By Adam Newman
Riders are always looking for new challenges and new places to ride their bikes. Adventure touring and bike-packing are two of the fastest-growing segments of the industry, and like every year, the North American Handmade Bike Show is setting trends that the rest of the industry is likely to soon follow.
Though adventures can be had on any bike, more and more riders are designing, building, and riding bikes specifically designed around touring or racing on unpaved roads or rough terrain.
Not quite mountain bikes, they often incorporate aspects of cyclocross and traditional touring bikes to make them more versatile. Rigid forks, disc brakes, 29-inch wheels, and soft-sided luggage are common sights.
Here are some of the adventure touring bikes we saw at NAHBS 2013 here in Denver, Colorado.
Moots designed and built this bike for a customer who plans on racing the Colorado Trail Race and then continuing on for even more adventures. Based on a standard Moots mountain bike with with modifications made for geometry and the Rohloff hub. It features full titanium construction, from the frame to the stem, seatpost, and aerobars.
The frame bags were custom made by Revelate Designs and the matching fork was made from steel by Engin Cycles. Those bottle cages on the fork blades will eventually carry stuff sacks, but for now they carry olive oil. The owner met up with a custom leatherworker to create the saddle, based off a Brooks B17. Farrhoots is also the name he dubbed the bike.
English Cycles is named for owner and builder Rob English, who is of course, English. Now based in Eugene, Oregon. English built this touring bike for a customer back in the UK who sews these custom touring bags by the name of Black Rainbow Project.
Built to conquer the Tour Divide Route in 2014, the bike features a Shimano Alfine drivetrain powered by a Gates Carbon belt. Since there is air travel involved to get to the starting line from the UK, the bike uses a detachable rear triangle and can fit in a much smaller box. Up front, the fork was built to hold a rear wheel to use as a singlespeed backup, just in case, and uses English’s inverted steerer, which is attached to the stem and clamps to the fork, rather than the other way around in a normal bike. This frees up room on the stem to mount armrests for aero bars. Also integrated into the fork is a small rack to support the handlebar bag.
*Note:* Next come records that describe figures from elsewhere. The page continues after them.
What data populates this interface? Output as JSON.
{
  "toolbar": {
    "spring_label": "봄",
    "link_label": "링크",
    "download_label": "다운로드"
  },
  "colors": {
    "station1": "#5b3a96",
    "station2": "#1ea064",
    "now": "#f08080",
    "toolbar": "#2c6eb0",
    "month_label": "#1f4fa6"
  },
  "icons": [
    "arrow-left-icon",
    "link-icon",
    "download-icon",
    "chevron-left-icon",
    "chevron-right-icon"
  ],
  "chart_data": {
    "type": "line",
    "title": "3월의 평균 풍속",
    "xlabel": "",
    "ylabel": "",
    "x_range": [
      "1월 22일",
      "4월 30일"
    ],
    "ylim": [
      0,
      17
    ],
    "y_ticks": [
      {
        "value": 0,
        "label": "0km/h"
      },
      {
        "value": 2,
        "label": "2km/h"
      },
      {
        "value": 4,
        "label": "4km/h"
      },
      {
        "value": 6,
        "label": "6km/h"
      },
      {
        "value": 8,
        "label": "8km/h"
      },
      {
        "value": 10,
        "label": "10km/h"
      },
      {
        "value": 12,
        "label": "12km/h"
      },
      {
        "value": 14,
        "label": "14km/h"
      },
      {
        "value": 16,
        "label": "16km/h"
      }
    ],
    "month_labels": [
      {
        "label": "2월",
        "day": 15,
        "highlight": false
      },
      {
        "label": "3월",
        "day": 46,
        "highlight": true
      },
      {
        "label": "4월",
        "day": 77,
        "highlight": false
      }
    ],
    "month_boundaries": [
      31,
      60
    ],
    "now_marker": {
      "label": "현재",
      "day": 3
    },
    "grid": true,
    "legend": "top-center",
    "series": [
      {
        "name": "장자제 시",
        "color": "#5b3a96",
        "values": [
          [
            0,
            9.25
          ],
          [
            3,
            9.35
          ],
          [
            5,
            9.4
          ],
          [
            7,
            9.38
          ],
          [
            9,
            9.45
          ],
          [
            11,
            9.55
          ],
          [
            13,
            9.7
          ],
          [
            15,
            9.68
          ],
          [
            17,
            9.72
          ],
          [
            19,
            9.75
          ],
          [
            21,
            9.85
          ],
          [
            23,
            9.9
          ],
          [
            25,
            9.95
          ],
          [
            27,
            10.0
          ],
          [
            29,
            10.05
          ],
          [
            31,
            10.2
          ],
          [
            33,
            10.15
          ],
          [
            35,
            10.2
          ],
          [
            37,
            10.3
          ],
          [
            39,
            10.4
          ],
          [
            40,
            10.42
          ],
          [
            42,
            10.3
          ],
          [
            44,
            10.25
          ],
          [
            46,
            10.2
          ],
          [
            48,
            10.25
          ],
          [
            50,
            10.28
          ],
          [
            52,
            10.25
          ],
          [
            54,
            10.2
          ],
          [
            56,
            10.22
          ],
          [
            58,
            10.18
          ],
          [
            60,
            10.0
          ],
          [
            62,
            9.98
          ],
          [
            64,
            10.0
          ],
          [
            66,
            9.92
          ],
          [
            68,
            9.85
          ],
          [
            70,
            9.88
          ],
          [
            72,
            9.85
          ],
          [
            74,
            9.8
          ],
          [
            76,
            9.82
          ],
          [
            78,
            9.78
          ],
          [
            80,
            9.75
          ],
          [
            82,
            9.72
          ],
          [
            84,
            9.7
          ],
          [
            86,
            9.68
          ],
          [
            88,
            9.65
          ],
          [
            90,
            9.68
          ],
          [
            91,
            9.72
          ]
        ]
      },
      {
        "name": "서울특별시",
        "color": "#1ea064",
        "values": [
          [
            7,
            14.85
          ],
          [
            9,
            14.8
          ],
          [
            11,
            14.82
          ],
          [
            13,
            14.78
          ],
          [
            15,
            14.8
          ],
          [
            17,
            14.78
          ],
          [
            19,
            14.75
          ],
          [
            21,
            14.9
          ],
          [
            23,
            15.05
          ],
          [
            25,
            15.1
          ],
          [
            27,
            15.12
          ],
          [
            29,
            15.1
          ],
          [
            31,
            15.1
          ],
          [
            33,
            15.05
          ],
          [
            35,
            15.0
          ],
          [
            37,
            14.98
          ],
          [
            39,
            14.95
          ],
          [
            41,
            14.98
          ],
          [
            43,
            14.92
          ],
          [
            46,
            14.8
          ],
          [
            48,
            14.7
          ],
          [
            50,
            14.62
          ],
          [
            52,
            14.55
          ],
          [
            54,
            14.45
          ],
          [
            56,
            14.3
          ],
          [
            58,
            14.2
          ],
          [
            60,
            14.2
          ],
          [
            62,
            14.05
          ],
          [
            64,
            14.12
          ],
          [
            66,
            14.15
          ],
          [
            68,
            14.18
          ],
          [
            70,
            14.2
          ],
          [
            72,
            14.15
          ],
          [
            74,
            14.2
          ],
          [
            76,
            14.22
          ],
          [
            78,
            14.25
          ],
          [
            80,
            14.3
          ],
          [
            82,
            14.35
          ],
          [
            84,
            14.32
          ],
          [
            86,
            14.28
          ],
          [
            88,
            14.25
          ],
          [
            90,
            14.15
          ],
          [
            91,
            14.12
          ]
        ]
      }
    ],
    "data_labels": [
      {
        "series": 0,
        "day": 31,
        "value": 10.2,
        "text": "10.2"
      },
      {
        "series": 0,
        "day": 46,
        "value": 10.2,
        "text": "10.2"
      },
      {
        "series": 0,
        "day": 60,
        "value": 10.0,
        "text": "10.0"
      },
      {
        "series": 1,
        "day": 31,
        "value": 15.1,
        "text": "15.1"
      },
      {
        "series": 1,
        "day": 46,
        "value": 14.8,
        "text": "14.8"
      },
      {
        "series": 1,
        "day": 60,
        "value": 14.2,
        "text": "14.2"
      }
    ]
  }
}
Cielo is a co-brand of Chris King components, and it continues to expand its line of road, mountain, and cyclocross bikes. New this year is the Overlander, which may look like a mountain bike but is completely designed around bike-packing. It starts out front with a proprietary, non-suspension corrected fork that comes pre-installed with a Chris King inset headset, natch.
Out back you’ll find a full compliment of fender and rack mounts, as well as Paragon Machine Works rocker dropouts for any type of drivetrain setup. Here it’s been outfitted with a Jones Loop Bar and a full set of frame bags from Revelate Designs.
Stinner Frameworks built this 29er for a customer that is also attempting the Tour Divide. Though builder Aaron Stinner said he would likely run a full frame bag, here it is outfitted with some extra bottle cages for maximum capacity.
Like many Tour Divide riders, the Rohloff hub powered by a Gates Carbon belt drive appears as a simple and robust gearing option.
The frame is fillet brazed from mostly True Temper tubes in Santa Barbara, California.
Builder Dave Wages’ Ellis Cycles has won awards at NAHBS shows for the past four years in a row with his road bikes, but this year he shows he’s not afraid to get dirty, either.
The Strada Fango is a dirt road adventure bike that is fillet brazed with a lugged bottom bracket shell. The Shimano Dura Ace Di2 drivetrain has been modified with a K-Edge adapter on the rear derailleur that will allow it to work with up a 36 tooth cog.
It can fit up to a 29×2.0 tire.
Unlike the rest of these bikes, Sean Walling has been building this bike for Soulcraft for years, but it fits perfectly with our theme. The Dirtbomb is a true Monstercross bike with room for 700×45 tires that begs to be ridden everywhere. It can be built with flat or drop bars, disc or cantilever brakes, in singlespeed or geared versions.
This model features Paul Comp Mini Moto brakes, Bruce Gordon Rock N Road tires and S&S couplers for traveling.
This bike wasn’t in the Eriksen booth, but we saw it wandering around. It has been outfitted with a full set of bike-packing bags from Porcelain Rocket and a Gates Carbon belt drive. If I see it again I’ll try to get more info on it.